Sunday, 9 June 2013

London Cheesecake

Is cheesecake a summery thing? It definitely feels like it. Not that I don't love a crazy rich, super indulgent cheesecake in January, but there's something about a plain white cheesecake, all sharp and creamy, that seems to sit well with summer.

The oooonly thing about this one was, I made it to take to a barbecue. A barbecue on the beach which a friend and I had planned while we were sat in the garden in superdooper hot afternoon sun the day before.
It was going to be soooo hot we would probably swim in the (North) sea.

Turns out though, we chose the worst day of the week to do the actual bbq. It didn't help that I didn't change my weather checking info from Somerset to Scotland after I tool a little trip there last week, 20° it told me....WINNNN. In actual Scotland though, it was prrrrettty chilly and my bikini remained firmly in my bag. Good job the sun came out in force the next day, you know, when no bbq was on the horizon.

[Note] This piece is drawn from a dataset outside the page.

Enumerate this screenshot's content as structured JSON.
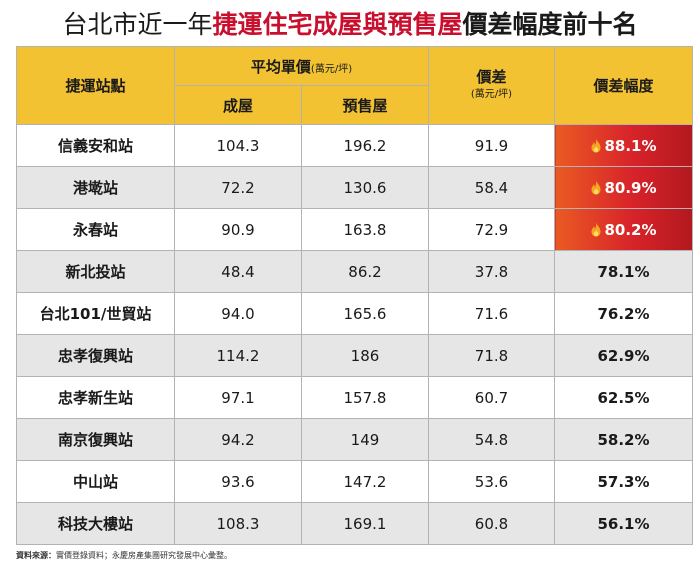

But while a steaming hot sponge pudding and custard may have felt more appropriate, the cheesecake did go down a storm, and added to the illusion that we didn't in fact have freezing toes in St Andrews, Fife, but were on some balmy coast of, I don't know, the Riviera. Ahhh next time. With Love and Cake. 

London Cheesecake.
A recipe from Nigella's How to be a Domestic Godess

A few notes:
  •  As with most cheesecakes, I have specified the use of a springform tin, you know, one of those ones that you clip open. This is just so you don't have to drag the sides of a normal loose bottomed tin down the sides of your cheesecake which will probably muss it all up a bit. However, if it's only a loose bottomed one that you have, don't be put off, it will cook just as yummily.
  • You could of course dress this up to the nines, it would look fabby covered in a tumble of summery berries and a good sprinkling of icing sugar.
Serves 8-10
You will need

1 x 20cm springform tin
a roasting tray, large enough to hold the cake tin

For the base
150g digestive biscuits
75g butter, melted

For the filling
600g cream cheese
150g caster sugar
3 eggs
3 egg yolks
1 1/2 tbsp vanilla extract
1 1/2 tbsp lemon juice

For the topping
145ml sour cream
1 tbsp caster sugar
1/2 tsp vanilla extract

  • First we make the base by processing the biscuits in a food processor until they look nice and sandy (or you can put them in a double layer of plastic bags and bash them with a rolling pin, then transfer to a bowl).
  • Add the butter and pulse (or stir) in.
  • Press the mixture into the bottom of your cake tin to create a firm, even layer and transfer to the fridge to set.
  • Preheat the oven to 180°c.
  • Now to make the filling. Beat the cream cheese lightly so it becomes smooth, then beat in the sugar.
  • Next beat in the eggs and egg yolks, followed by the vanilla and lemon juice.
  • Fill the kettle and turn it on to boil.
  • Now we have to wrap the base of the cake tin in foil to stop any water leaking in as we bake, so sit the tin in the middle of a big piece of foil and scrunch it up the sides of the tin.
  • Do this a second time, so you're double layered.
  • Put the cake tin into the roasting tray and pour the cream cheese mixture over the biscuit base.
  • Pour water from the recently boiled kettle into the roasting tray, so it comes about half way up the side of the cake tin.
  • Carefully transfer everything to the oven and bake for 45 minutes, or until the cake is set but maintains a bit of healthy wobble.
  • Whisk together the topping ingredients.
  • Pour the topping over the cake and spread out evenly.
  • Bake the cake for a further 10 minutes.
  • Take everything out of the oven, remove the cake tin from the roasting tin, take off the foil and carefully remove the edges of the tin.
  • Leave to cool completely before chilling in the fridge.